Machine Learning Algorithms Explained, Machine learning and deep learning have been widely embraced, and even more widely misunderstood. In this article, I’d like to step back and explain both machine learning and deep learning in basic terms, discuss some of the most common machine learning algorithms, and explain how those algorithms relate to the other pieces of the puzzle of creating predictive models from historical data.

## What are machine learning algorithms?

Recall that machine learning is a class of methods for automatically creating predictive models from data. Machine learning algorithms are the engines of machine learning, meaning it is the algorithms that turn a data set into a model. Which kind of algorithm works best (supervised, unsupervised, classification, regression, etc.) depends on the kind of problem you’re solving, the computing resources available, and the nature of the data.

## How machine learning works

Ordinary programming algorithms tell the computer what to do in a straightforward way. For example, sorting algorithms turn unordered data into data ordered by some criteria, often the numeric or alphabetical order of one or more fields in the data.

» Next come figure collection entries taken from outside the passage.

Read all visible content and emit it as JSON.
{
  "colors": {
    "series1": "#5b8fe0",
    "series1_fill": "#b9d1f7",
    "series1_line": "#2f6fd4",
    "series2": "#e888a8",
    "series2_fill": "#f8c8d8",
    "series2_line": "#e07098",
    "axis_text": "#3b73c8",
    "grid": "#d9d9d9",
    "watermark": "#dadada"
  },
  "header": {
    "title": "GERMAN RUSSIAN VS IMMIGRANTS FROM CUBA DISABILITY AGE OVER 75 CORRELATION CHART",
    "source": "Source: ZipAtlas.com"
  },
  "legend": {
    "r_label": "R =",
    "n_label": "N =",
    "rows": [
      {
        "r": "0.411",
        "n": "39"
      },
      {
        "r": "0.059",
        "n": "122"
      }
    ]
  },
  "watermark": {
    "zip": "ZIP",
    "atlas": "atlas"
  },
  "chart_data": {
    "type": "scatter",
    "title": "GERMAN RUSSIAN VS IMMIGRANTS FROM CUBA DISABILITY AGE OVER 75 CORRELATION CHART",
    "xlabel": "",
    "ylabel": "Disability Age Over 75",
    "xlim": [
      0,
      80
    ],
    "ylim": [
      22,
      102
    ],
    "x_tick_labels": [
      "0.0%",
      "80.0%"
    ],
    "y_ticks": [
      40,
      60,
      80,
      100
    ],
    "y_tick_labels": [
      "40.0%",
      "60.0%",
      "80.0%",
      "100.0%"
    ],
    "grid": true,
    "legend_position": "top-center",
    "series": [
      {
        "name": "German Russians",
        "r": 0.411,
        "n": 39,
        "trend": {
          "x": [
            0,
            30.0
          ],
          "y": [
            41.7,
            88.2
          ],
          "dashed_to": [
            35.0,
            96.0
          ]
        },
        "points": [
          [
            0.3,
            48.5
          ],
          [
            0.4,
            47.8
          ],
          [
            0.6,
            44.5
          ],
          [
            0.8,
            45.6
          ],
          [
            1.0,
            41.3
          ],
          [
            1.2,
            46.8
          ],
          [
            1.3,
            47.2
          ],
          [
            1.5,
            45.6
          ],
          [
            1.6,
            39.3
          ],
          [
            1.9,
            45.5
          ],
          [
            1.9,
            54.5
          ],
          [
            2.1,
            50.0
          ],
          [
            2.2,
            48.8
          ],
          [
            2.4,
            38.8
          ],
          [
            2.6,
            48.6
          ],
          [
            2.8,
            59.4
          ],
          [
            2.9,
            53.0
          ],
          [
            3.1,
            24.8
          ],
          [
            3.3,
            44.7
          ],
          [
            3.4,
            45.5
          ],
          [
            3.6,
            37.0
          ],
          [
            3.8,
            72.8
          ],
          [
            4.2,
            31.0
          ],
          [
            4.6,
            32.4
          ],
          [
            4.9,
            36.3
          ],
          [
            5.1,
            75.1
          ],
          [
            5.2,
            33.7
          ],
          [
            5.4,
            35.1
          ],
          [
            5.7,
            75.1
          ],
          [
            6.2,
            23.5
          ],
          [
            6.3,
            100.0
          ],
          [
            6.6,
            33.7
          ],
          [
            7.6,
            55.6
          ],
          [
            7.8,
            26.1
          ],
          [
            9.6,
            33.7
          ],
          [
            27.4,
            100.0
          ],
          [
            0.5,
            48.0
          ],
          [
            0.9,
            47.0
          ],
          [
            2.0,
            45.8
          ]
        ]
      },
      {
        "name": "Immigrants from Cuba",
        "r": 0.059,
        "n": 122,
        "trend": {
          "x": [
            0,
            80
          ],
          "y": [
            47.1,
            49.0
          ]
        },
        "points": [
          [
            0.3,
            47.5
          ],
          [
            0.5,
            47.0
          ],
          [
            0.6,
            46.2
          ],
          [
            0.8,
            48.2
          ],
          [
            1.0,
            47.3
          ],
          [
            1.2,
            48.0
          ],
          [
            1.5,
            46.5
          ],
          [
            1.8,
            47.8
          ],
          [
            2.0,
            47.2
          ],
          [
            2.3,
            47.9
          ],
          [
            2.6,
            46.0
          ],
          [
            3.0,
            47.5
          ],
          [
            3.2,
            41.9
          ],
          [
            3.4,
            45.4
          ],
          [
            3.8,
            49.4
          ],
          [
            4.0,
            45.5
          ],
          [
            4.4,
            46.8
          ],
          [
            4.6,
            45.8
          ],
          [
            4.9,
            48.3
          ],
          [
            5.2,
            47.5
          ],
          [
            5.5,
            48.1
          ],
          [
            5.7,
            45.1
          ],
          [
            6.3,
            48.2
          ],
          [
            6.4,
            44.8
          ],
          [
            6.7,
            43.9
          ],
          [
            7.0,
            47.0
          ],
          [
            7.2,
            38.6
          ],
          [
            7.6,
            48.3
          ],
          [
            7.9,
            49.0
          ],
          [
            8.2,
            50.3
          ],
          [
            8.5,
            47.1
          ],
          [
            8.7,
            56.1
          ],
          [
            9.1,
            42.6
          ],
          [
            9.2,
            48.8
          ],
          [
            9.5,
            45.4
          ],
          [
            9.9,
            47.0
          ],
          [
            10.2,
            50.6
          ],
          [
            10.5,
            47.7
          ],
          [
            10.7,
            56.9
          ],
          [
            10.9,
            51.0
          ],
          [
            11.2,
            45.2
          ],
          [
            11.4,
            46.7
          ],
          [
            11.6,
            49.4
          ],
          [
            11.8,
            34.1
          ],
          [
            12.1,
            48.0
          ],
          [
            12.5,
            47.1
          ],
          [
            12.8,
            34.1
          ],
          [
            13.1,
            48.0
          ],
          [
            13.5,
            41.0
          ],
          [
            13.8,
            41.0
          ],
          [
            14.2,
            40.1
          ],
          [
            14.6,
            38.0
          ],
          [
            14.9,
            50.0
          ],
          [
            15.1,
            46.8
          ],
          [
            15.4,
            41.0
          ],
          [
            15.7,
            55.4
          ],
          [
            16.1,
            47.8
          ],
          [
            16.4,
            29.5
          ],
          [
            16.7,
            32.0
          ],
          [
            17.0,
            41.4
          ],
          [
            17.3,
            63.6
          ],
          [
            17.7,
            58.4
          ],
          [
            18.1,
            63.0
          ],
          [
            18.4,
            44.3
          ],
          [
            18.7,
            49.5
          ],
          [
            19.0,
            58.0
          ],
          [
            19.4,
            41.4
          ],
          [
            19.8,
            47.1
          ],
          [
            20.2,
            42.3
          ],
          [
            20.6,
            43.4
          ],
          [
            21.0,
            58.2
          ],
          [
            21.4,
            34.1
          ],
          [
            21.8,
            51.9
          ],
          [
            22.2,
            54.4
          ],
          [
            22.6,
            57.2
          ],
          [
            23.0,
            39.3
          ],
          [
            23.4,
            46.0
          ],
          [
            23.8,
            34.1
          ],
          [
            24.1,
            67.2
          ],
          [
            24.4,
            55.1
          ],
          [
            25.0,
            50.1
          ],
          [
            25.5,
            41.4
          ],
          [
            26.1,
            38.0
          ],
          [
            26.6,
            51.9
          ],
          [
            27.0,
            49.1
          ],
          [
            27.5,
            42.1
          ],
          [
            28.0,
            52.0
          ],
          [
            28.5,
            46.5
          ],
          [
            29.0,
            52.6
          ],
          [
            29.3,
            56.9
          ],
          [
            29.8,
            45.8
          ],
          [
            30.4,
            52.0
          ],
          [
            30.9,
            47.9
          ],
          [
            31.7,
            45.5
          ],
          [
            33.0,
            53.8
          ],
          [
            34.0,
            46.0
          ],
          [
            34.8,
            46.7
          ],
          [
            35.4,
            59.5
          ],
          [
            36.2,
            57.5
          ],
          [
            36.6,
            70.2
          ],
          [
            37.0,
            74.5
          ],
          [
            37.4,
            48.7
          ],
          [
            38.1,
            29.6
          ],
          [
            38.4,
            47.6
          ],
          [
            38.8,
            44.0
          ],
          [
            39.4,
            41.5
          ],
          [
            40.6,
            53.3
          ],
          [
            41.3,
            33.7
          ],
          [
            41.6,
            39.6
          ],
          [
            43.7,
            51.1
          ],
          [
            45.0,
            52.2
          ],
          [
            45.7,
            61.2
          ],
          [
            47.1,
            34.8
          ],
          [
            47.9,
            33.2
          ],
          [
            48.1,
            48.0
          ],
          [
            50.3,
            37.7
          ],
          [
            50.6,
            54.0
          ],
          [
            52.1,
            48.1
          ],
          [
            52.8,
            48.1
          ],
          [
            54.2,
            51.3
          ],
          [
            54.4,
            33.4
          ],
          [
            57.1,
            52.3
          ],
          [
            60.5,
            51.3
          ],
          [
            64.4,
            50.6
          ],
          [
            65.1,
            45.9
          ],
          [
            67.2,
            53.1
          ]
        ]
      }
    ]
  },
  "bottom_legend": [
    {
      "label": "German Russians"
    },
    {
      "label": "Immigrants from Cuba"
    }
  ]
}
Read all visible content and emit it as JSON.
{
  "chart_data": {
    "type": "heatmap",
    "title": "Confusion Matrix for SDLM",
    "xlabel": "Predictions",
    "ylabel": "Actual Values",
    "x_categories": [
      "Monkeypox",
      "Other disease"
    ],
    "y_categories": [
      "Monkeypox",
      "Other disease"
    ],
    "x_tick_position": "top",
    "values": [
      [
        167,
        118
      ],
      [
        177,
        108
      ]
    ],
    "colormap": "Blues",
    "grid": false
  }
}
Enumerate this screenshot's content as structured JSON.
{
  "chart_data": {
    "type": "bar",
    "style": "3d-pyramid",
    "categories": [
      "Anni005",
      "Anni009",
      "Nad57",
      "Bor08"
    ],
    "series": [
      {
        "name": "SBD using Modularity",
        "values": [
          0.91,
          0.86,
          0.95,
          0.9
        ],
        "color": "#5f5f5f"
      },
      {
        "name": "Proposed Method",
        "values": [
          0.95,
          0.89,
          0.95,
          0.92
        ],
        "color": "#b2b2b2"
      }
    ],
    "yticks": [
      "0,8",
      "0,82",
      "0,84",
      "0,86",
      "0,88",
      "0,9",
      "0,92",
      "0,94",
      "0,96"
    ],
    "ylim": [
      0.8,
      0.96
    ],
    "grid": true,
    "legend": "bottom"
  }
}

Linear regression algorithms fit a straight line, or another function that is linear in its parameters such as a polynomial, to numeric data, typically by performing matrix inversions to minimize the squared error between the line and the data. Squared error is used as the metric because you don’t care whether the regression line is above or below the data points; you only care about the distance between the line and the points.

Nonlinear regression algorithms, which fit curves that are not linear in their parameters to data, are a little more complicated, because, unlike linear regression problems, they can’t be solved with a deterministic method. Instead, the nonlinear regression algorithms implement some kind of iterative minimization process, often some variation on the method of steepest descent.

Steepest descent basically computes the squared error and its gradient at the current parameter values, picks a step size (aka learning rate), follows the direction of the gradient “down the hill,” and then recomputes the squared error and its gradient at the new parameter values. Eventually, with luck, the process converges. The variants on steepest descent try to improve the convergence properties.

Machine learning algorithms are even less straightforward than nonlinear regression, partly because machine learning dispenses with the constraint of fitting to a specific mathematical function, such as a polynomial. There are two major categories of problems that are often solved by machine learning: regression and classification. Regression is for numeric data (e.g. What is the likely income for someone with a given address and profession?) and classification is for non-numeric data (e.g. Will the applicant default on this loan?).

Prediction problems (e.g. What will the opening price be for Microsoft shares tomorrow?) are a subset of regression problems for time series data. Classification problems are sometimes divided into binary (yes or no) and multi-category problems (animal, vegetable, or mineral).